NDS-1004 - Getting issue details... STATUS
Background
The TERRA-REF in part project provides a computing pipeline for the LemnaTec Scanalyzer Field deployed at the University of Arizona Maricopa Agricultural Center. The Scanalyzer includes a variety of devices and sensors, including stereo RGB cameras. One requirement for the computing pipeline is to generate a daily fullfield image of RGB data.

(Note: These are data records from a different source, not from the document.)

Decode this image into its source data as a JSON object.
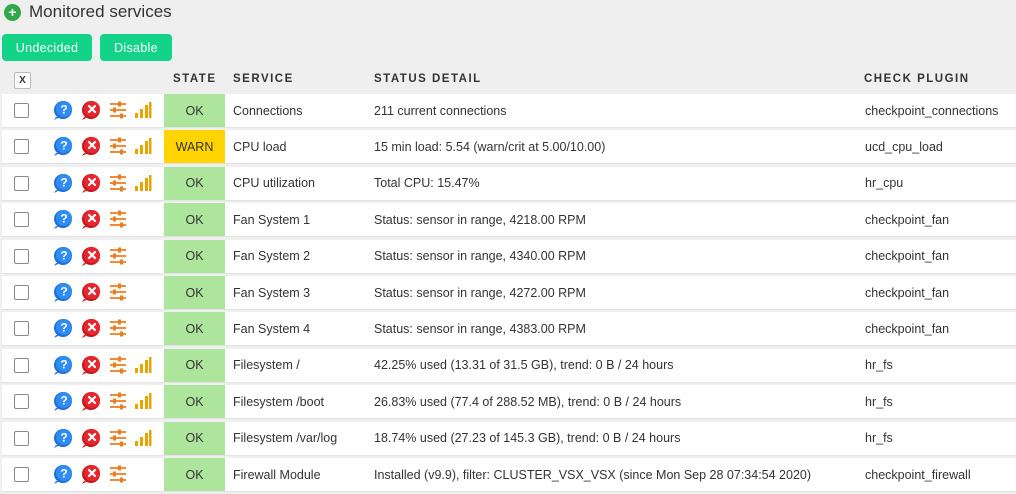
{
  "header": {
    "title": "Monitored services"
  },
  "buttons": {
    "undecided": "Undecided",
    "disable": "Disable"
  },
  "table": {
    "toggle_label": "X",
    "columns": {
      "state": "STATE",
      "service": "SERVICE",
      "detail": "STATUS DETAIL",
      "plugin": "CHECK PLUGIN"
    },
    "rows": [
      {
        "state": "OK",
        "service": "Connections",
        "detail": "211 current connections",
        "plugin": "checkpoint_connections",
        "graph": true
      },
      {
        "state": "WARN",
        "service": "CPU load",
        "detail": "15 min load: 5.54 (warn/crit at 5.00/10.00)",
        "plugin": "ucd_cpu_load",
        "graph": true
      },
      {
        "state": "OK",
        "service": "CPU utilization",
        "detail": "Total CPU: 15.47%",
        "plugin": "hr_cpu",
        "graph": true
      },
      {
        "state": "OK",
        "service": "Fan System 1",
        "detail": "Status: sensor in range, 4218.00 RPM",
        "plugin": "checkpoint_fan",
        "graph": false
      },
      {
        "state": "OK",
        "service": "Fan System 2",
        "detail": "Status: sensor in range, 4340.00 RPM",
        "plugin": "checkpoint_fan",
        "graph": false
      },
      {
        "state": "OK",
        "service": "Fan System 3",
        "detail": "Status: sensor in range, 4272.00 RPM",
        "plugin": "checkpoint_fan",
        "graph": false
      },
      {
        "state": "OK",
        "service": "Fan System 4",
        "detail": "Status: sensor in range, 4383.00 RPM",
        "plugin": "checkpoint_fan",
        "graph": false
      },
      {
        "state": "OK",
        "service": "Filesystem /",
        "detail": "42.25% used (13.31 of 31.5 GB), trend: 0 B / 24 hours",
        "plugin": "hr_fs",
        "graph": true
      },
      {
        "state": "OK",
        "service": "Filesystem /boot",
        "detail": "26.83% used (77.4 of 288.52 MB), trend: 0 B / 24 hours",
        "plugin": "hr_fs",
        "graph": true
      },
      {
        "state": "OK",
        "service": "Filesystem /var/log",
        "detail": "18.74% used (27.23 of 145.3 GB), trend: 0 B / 24 hours",
        "plugin": "hr_fs",
        "graph": true
      },
      {
        "state": "OK",
        "service": "Firewall Module",
        "detail": "Installed (v9.9), filter: CLUSTER_VSX_VSX (since Mon Sep 28 07:34:54 2020)",
        "plugin": "checkpoint_firewall",
        "graph": false
      }
    ]
  },
  "icons": {
    "help": "help-icon",
    "remove": "remove-icon",
    "parameters": "parameters-icon",
    "graph": "graph-icon"
  },
  "colors": {
    "ok": "#aee59d",
    "warn": "#ffd400",
    "button": "#13d389",
    "plus": "#2eaa4a"
  }
}
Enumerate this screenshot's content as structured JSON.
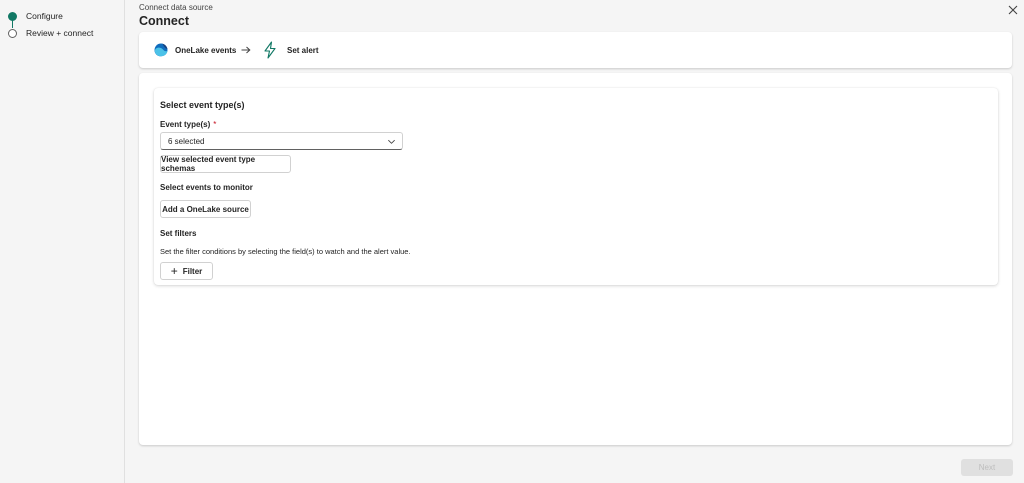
{
  "wizard": {
    "steps": [
      {
        "label": "Configure",
        "state": "active"
      },
      {
        "label": "Review + connect",
        "state": "pending"
      }
    ]
  },
  "header": {
    "breadcrumb": "Connect data source",
    "title": "Connect",
    "close_icon": "close-icon"
  },
  "flow": {
    "source_label": "OneLake events",
    "source_icon": "onelake-icon",
    "arrow_icon": "arrow-right-icon",
    "target_label": "Set alert",
    "target_icon": "lightning-icon"
  },
  "event_section": {
    "title": "Select event type(s)",
    "field_label": "Event type(s)",
    "required_marker": "*",
    "dropdown_value": "6 selected",
    "view_schemas_button": "View selected event type schemas"
  },
  "monitor_section": {
    "title": "Select events to monitor",
    "add_source_button": "Add a OneLake source"
  },
  "filter_section": {
    "title": "Set filters",
    "help_text": "Set the filter conditions by selecting the field(s) to watch and the alert value.",
    "filter_button": "Filter"
  },
  "footer": {
    "next_button": "Next",
    "next_disabled": true
  },
  "colors": {
    "accent": "#117865",
    "required": "#c50f1f",
    "onelake_blue": "#0f6cbd",
    "onelake_light": "#4cc2e8"
  }
}
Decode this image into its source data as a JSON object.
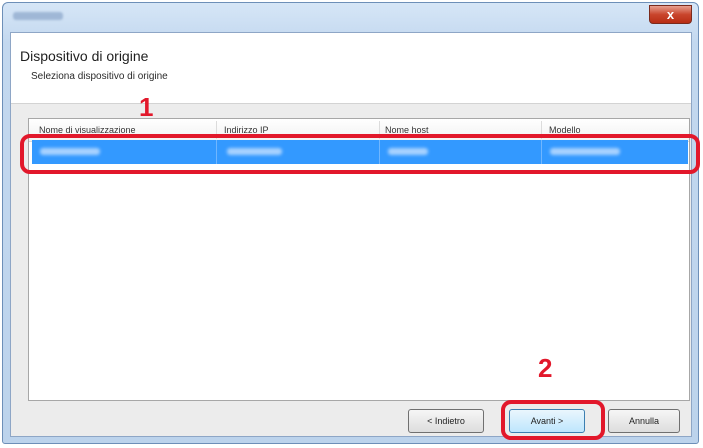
{
  "window": {
    "close_label": "x"
  },
  "header": {
    "title": "Dispositivo di origine",
    "subtitle": "Seleziona dispositivo di origine"
  },
  "list": {
    "columns": [
      "Nome di visualizzazione",
      "Indirizzo IP",
      "Nome host",
      "Modello"
    ]
  },
  "buttons": {
    "back": "< Indietro",
    "next": "Avanti >",
    "cancel": "Annulla"
  },
  "annotations": {
    "one": "1",
    "two": "2"
  },
  "colors": {
    "annotation": "#e2182b",
    "selection": "#3399ff"
  }
}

The fullfield "stitching" process is implemented as the fieldmosiac extractor in the Clowder platform. The stitching process consists of the following steps:
- Convert all raw sensor output to georeferenced GeoTIFFs
- For a given day, generate a list of files to the included in the full-field image
- Create a VRT from the input file list
- Use gdal_translate to convert the VRT to stitched GeoTIFF both full-sized and thumbnail
The extractor is part of the TERRA-REF compute pipeline and automatically executed each day.
Jupyter Notebook
We have developed a simple Jupyter Notebook to demonstrate the stitching process on a subset of the TERRA-REF data.
https://github.com/craig-willis/stitching-demo/
This notebook must be run in the TERRA-REF Analysis Workbench, as it requires access to the TERRA-REF data (read-only). The TERRA-REF Jupyter environment contains all of the required dependencies (e.g., GDAL).
The notebook is only runnable on the TERRA workbench, so example screenshots are provided:
From Jupyter to Clowder
The provided notebook doesn't require any interaction with Clowder or the extractor bus framework. It is a subset of the fieldmosiac extractor code that operates only on data available via the filesystem. Scaling this process up via Clowder would require the ability to register a custom extractor on a private development queue and trigger dataset processing. This is not a process that is easily supported today.
From Jupyter to HPC
Since the data is also on ROGER, an alternative approach is to launch a standard TORQUE job on ROGER, possibly via the Agave API. Since ROGER doesn't support Singularity, this will require ensuring all of the dependencies are available (they should be).
Story: A TERRA-REF Workbench user can launch the full-field image stitching process on ROGER via Jupyter.
This will require the following:
- Configure Agave system and storage objects for ROGER (proof-of-concept completed with John Fonner)
- Develop Agave App implementing the full-field stitch process
- Add Agave API client to Jupyter environment (https://github.com/TACC/agavepy)
- Optionally, implement Jupyter Agave "magic" plugin (similar to slurm-magic)
A ticked has been created to address this requirement for SC17: NDS-1025 - Getting issue details... STATUS
Fullfield stitch process
- Given a set of GeoTIFFs for a given time-period
- Create VRT from the input file list (find command on date)
- GDAL-translate VRT to stitched GeoTIFF
- Can parallelize thumbnail process
- Create a VRT from the input file list
- Use gdal_translate to convert the VRT to stitched GeoTIFF both full-sized and thumbnail
Additional notes:
- Can parallelize gdal_translate
- Can use either gdal_warp, gdal_translateo or gdal_merge to create TIFF from VRT (not clear which performs better/is better).